The Court of Justice of the European Union (CJEU) has held that employees’ accumulated holiday does not need to be retroactively recalculated following an increase in their hours.
In the case of Kathleen Greenfield vs The Care Bureau, Greenfield worked part time with a holiday entitlement of 5.6 weeks a year, and took all her accrued annual leave for that period. From August 2012, her hours increased to an average of 41.4 hours a week and her employer specified that all hours, including overtime, would be used to calculate paid annual leave.
Greenfield requested a week of paid leave in November 2012, which was denied on the basis that she had taken her full entitlement in June and July 2012, while working fewer hours.

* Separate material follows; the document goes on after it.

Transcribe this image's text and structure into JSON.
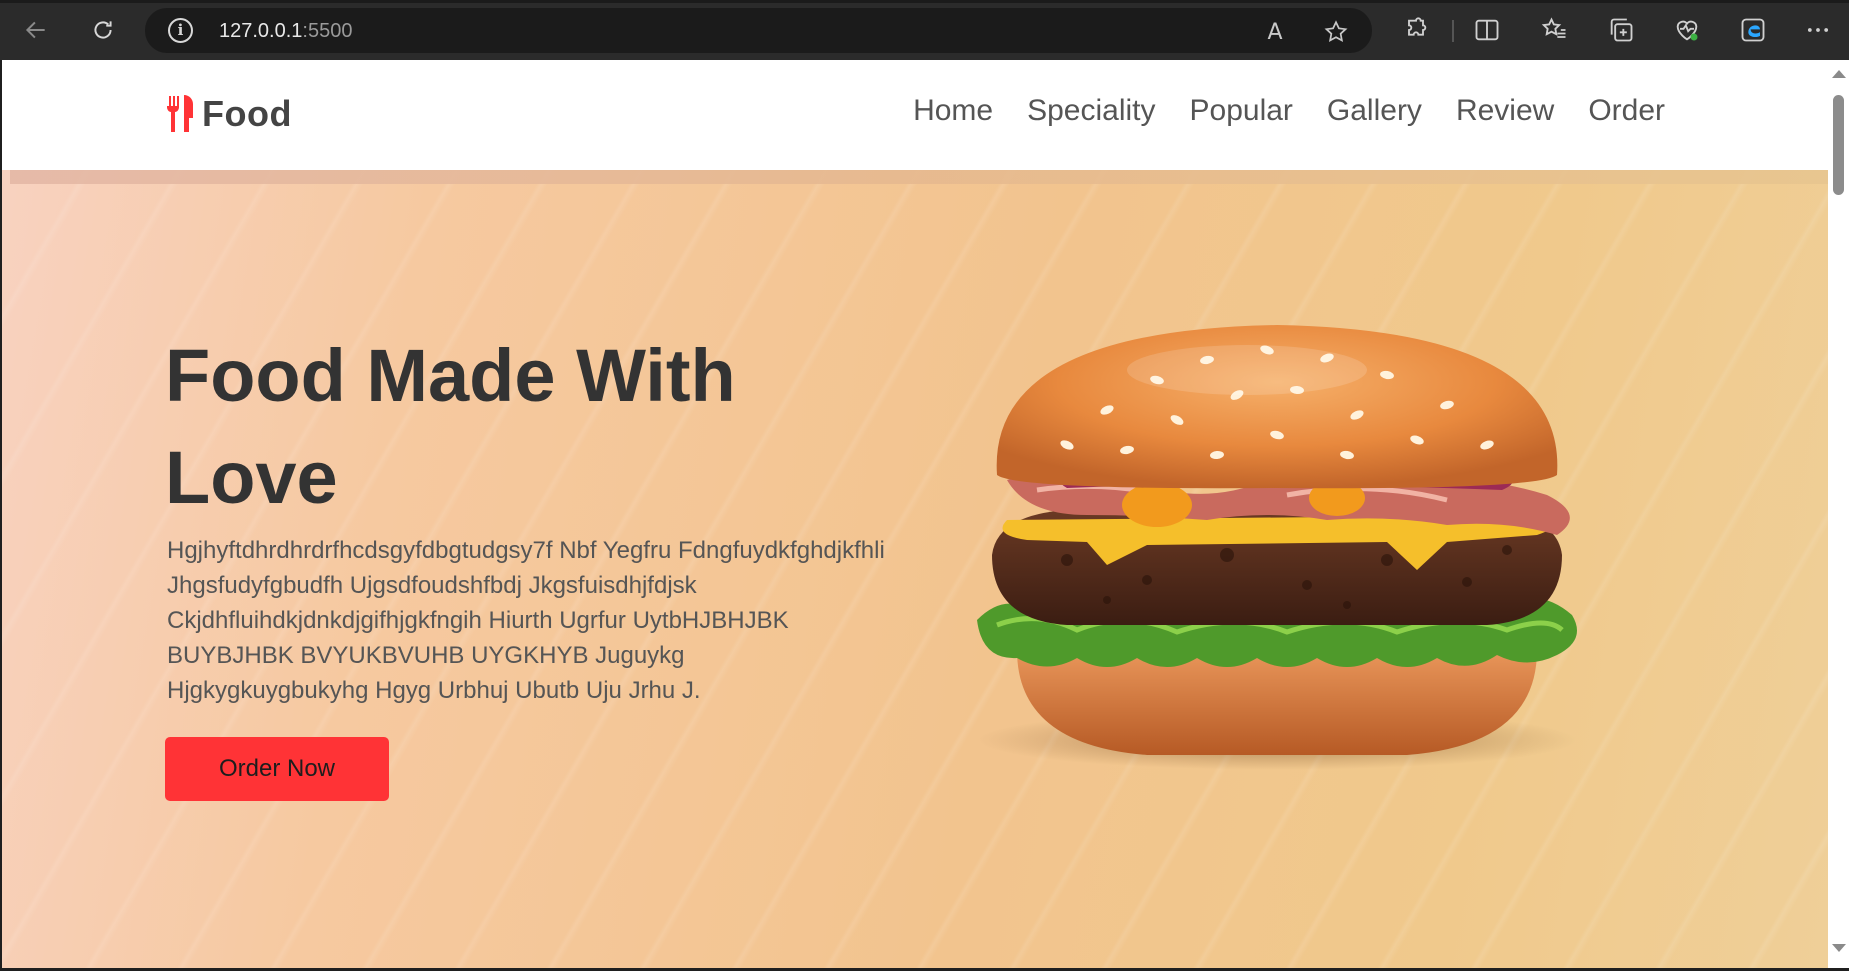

When Greenfield’s employment ended in May 2013, she was not paid in lieu of accrued annual leave, as she had taken it all.
She argued that the EU Framework Agreement on equal treatment of part-time workers and the Working Time Directive meant that the UK Working Time Regulations should be interpreted to provide that the leave she had already accrued on fewer hours should be adjusted to reflect her new working hours and not the hours worked at the time the leave was taken.
The CJEU held that employers are not obliged to provide that entitlement to paid annual leave already accrued, and possibly taken, be recalculated retrospectively according to an employee’s new working pattern.
However, the Court did rule that the employer should recalculate annual leave for the period after the increase in hours.
The Court had previously held that a change in working hours, particularly a reduction, cannot reduce the right to annual leave that the worker has accumulated during the period when they had worked increased hours.
Jillian Naylor, employment partner at Linklaters, said: “Calculating annual leave for workers on part time or variable hours can be difficult for employers. Most employers will not recalculate accrued holiday when a worker increases or decreases their hours.
“This is a common sense decision and will be a relief for employers in this situation as it confirms that their existing practice is correct.”